Memphis’ explosive offense has Penn State’s attention
The Tigers of the American Athletic Conference lead the nation with 32 plays of 40 yards or longer. QB Brady White will test a Nittany Lions secondary that has been inconsistent at times.
Memphis played just one Power 5 opponent — a 4-8 Mississippi team — during the regular college football season, along with two ranked teams in the American Athletic Conference, Navy and Cincinnati (twice in two weeks), on the way to grabbing the Group of 5 berth in the Cotton Bowl and facing Penn State.
For their part, the Nittany Lions competed in 10 games against Power 5 opponents and five vs. ranked teams. But the representatives of the big, bad Big Ten Conference would be wise to take the Tigers very, very seriously in Saturday’s game.
Memphis (12-1) has been lighting up the scoreboard all season, and enters the game at AT&T Stadium in suburban Dallas averaging 40.5 points and 480.7 total yards per game, ranking eighth in the nation in points and 10th in yardage.
Redshirt junior quarterback Brady White is eighth in passing efficiency, completing 64.2% of his throws for 3,560 yards and 33 touchdowns. He is averaging 15 yards per completion and 9.7 yards per attempt, both ranking sixth nationally. Running back Kenneth Gainwell, the conference freshman of the year, has rushed for 1,425 yards.
“The things that jump out to us as a defensive unit, the packaging they do, is so different,” Lions linebacker Cam Brown said. “They put the receivers in the backfield. They’re running the running back all around, the tight ends are motioning, and they run two-tight-end packages and run the ball right at you. They have a lot going on in their offense, so it’s going to be a good challenge for us.”
The Tigers, whose only loss came against Temple at the Linc, are known for explosive plays. They rank first in the nation with 32 plays of 40 yards or longer, counting offense and special teams, and 19 plays of 50 or longer. In the game against Navy, they had a 99-yard kickoff return, a 75-yard run from scrimmage, and a 73-yard pass play.
The Memphis passing game, which has topped the 300-yard mark in five games, will test the Penn State secondary.
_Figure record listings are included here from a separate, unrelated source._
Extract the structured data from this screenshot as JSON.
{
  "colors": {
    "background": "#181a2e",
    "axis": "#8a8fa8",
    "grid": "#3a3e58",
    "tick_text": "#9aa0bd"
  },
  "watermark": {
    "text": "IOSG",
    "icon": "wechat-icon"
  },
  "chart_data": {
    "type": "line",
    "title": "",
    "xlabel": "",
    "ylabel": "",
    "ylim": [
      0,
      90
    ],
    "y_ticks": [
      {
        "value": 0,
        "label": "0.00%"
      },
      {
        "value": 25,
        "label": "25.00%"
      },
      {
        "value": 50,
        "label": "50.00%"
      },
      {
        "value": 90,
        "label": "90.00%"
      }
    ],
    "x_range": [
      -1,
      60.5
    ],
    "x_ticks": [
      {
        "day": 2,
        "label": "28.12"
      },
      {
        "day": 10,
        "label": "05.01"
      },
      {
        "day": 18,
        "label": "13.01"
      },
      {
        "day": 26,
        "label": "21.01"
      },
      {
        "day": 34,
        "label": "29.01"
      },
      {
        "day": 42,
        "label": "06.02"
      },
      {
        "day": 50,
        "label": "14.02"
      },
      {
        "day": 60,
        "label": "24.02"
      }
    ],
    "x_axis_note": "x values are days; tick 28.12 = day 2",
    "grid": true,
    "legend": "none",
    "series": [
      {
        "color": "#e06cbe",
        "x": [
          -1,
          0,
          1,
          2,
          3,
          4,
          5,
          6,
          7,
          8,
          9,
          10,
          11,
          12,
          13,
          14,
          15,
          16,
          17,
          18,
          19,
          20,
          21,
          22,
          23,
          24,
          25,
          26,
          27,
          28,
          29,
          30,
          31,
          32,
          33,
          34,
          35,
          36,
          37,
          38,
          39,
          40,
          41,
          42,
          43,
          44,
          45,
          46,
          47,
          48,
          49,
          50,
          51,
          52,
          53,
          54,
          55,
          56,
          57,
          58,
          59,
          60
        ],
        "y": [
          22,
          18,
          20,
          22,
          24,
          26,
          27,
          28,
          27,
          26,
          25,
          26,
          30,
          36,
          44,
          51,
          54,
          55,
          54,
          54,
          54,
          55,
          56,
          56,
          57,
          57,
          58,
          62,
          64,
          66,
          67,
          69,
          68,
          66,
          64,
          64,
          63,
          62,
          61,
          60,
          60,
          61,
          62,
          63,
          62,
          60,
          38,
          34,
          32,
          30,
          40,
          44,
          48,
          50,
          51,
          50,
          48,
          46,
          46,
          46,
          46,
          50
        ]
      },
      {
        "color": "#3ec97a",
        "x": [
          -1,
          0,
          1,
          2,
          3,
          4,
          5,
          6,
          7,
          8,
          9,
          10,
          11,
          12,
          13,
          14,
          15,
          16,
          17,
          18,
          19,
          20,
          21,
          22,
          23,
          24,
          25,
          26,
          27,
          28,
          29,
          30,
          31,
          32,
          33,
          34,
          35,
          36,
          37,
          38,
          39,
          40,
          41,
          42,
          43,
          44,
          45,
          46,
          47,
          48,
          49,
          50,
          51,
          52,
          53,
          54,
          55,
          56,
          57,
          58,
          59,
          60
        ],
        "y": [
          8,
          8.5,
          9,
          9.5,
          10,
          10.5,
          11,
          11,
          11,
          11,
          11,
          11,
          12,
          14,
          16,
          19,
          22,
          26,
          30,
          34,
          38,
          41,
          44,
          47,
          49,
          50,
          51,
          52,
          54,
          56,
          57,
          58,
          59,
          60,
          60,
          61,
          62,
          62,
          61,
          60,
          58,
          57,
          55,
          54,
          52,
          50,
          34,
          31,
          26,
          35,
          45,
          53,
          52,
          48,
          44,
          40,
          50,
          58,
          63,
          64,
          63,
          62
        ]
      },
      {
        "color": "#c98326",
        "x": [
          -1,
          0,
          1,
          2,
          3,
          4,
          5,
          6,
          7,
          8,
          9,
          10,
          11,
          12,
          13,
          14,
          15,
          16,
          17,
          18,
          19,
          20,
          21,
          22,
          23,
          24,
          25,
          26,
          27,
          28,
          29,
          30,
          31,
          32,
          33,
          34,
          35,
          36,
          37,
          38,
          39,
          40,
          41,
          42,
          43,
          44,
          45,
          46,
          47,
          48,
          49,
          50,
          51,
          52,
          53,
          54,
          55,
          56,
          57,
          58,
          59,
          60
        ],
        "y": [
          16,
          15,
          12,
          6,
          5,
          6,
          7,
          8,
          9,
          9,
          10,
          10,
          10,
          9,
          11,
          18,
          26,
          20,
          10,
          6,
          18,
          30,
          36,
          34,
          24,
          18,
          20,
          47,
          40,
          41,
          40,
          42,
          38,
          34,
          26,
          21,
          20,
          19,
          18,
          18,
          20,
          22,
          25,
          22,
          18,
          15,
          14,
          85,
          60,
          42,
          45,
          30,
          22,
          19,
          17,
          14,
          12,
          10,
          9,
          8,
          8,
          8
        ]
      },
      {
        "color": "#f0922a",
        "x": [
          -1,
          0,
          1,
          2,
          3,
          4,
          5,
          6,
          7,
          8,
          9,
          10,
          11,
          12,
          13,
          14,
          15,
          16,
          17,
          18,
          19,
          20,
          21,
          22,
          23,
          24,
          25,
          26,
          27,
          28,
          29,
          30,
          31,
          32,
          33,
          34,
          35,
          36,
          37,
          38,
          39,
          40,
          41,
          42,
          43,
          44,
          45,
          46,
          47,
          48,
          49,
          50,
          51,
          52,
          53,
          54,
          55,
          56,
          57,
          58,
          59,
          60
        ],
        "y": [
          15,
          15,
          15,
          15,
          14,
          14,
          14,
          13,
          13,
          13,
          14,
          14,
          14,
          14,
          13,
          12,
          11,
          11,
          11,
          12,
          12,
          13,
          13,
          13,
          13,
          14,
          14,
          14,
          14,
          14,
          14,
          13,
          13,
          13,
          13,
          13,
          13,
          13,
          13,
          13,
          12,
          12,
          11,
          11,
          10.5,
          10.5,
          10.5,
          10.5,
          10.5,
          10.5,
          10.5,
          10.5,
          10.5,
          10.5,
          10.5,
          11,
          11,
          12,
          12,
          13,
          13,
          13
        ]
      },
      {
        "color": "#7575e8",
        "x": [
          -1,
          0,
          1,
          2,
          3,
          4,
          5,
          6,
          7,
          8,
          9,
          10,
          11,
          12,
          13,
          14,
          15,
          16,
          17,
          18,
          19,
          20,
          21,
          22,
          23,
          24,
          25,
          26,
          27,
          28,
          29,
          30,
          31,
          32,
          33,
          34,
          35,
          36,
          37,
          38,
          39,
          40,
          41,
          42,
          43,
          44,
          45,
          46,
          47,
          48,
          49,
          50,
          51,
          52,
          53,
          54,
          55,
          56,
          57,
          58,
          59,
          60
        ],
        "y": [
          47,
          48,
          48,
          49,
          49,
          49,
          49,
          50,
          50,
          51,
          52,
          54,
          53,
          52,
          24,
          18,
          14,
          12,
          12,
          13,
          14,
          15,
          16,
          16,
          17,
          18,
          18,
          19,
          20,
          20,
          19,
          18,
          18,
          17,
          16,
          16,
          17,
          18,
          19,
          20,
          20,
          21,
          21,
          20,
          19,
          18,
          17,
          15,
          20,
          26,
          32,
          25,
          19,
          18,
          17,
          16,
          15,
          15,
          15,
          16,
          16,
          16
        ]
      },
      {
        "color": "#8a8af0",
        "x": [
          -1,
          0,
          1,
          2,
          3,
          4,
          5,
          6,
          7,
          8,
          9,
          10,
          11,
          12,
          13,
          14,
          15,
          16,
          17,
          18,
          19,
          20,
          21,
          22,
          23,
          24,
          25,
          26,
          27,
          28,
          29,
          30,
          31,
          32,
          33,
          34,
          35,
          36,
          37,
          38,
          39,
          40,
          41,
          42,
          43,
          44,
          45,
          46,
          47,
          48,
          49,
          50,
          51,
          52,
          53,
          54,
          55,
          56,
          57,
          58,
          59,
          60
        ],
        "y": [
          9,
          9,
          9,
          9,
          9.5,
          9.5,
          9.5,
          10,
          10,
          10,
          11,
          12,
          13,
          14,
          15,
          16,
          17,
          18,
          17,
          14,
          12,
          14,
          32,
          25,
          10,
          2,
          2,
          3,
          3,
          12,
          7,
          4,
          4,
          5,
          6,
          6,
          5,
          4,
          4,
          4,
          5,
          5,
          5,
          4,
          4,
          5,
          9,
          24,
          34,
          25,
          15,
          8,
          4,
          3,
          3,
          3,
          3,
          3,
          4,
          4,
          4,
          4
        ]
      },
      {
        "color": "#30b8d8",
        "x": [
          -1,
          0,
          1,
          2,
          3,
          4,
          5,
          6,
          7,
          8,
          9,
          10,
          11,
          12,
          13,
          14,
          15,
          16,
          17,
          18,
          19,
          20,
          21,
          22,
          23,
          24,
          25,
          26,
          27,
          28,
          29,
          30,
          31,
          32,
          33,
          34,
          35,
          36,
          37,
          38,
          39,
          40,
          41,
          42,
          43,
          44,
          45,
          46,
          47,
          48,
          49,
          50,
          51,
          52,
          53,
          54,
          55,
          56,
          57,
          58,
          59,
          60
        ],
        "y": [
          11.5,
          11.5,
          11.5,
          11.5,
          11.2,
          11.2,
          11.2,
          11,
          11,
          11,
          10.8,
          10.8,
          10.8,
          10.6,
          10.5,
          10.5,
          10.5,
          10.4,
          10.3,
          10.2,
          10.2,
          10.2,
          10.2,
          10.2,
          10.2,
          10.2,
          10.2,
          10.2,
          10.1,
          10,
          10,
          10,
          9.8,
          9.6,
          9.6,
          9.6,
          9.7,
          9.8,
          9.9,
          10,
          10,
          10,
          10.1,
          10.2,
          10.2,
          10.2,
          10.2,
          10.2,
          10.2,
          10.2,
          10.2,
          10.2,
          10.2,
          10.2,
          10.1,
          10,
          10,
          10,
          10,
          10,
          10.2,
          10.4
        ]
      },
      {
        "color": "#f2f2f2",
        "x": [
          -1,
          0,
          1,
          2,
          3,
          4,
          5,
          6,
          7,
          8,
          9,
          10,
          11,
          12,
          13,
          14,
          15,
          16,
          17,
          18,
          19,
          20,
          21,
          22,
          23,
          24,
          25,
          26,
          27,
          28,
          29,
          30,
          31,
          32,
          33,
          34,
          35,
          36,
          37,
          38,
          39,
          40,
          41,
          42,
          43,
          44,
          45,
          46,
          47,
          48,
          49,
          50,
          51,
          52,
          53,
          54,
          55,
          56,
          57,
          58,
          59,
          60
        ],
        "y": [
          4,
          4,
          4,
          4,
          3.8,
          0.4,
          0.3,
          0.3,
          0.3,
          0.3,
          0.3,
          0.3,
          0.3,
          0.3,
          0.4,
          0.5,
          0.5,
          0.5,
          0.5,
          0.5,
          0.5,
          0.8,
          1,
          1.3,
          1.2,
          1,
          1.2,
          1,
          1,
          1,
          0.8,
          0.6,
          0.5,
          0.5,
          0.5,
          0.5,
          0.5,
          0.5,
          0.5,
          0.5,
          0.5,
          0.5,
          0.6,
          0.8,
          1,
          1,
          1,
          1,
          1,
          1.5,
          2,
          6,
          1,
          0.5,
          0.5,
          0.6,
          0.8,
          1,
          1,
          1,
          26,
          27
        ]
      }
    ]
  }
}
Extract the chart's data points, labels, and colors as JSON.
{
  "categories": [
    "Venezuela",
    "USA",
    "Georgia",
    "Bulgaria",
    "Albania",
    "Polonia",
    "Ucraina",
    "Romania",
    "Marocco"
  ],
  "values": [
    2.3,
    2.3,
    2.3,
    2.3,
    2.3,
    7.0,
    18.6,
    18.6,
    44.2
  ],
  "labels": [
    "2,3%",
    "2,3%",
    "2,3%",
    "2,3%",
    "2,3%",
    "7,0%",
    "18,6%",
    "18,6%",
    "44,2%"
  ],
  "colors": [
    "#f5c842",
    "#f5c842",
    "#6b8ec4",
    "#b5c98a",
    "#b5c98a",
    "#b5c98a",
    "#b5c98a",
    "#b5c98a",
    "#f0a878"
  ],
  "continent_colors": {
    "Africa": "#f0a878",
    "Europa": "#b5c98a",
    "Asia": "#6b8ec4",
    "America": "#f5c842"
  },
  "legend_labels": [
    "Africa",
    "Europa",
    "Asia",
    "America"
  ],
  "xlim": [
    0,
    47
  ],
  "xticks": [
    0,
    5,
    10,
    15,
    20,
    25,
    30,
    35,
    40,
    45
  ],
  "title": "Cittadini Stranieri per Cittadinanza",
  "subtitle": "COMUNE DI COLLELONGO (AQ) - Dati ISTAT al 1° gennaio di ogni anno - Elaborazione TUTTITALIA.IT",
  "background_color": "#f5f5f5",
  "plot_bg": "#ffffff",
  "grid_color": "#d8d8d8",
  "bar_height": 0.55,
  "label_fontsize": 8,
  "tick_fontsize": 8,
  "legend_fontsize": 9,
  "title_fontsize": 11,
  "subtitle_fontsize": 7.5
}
The Lions gave up 300-yard games to Pittsburgh, Minnesota, and Indiana, with the Golden Gophers striking for eight completions of 20 yards longer to contribute to Penn State’s first loss of 2019.
Head coach James Franklin said, however, that the pass defense is more than just the secondary.
“It’s the pass rush, it’s pressuring the quarterback, it’s the secondary, it’s all those things,” Franklin said. “We had some blown assignments late in the year that I don’t think we necessarily should have had. I think our players and staff feel the same way.
“But I know we’re looking forward to this opportunity, clean some things up, play well in this bowl game, get pressure on the quarterback, sack the quarterback, make some plays on the ball as well. But, yeah, I think we’ve got a very high standard here for how we want to play and what we want to do.”
The Nittany Lions conducted their first two practices of the week Tuesday and Wednesday at AT&T Stadium, working in the afternoon while Memphis had the field in the morning. A visitor on Tuesday was former Lions guard Connor McGovern, now with the Dallas Cowboys.
The Nittany Lions also must match the intensity the Tigers are going to bring to the bowl game, the 13th in their history and sixth in a row.
“It’s the biggest game in their program history, but we need to take the mentality that it’s the biggest game in our program’s history just because it’s the next game,” Penn State safety Garrett Taylor said. “It’s another opportunity to go out there and put something good on tape and get a win and finish the season off the right way.
“I don’t think we’re going to have any problem going in with the right mentality. We’re not going to take these guys lightly. We respect them a lot. We’ve seen the tape, a lot of talented players, a lot of explosive athletes. So we’re going to go in there like in every other game this season and play Penn State football.”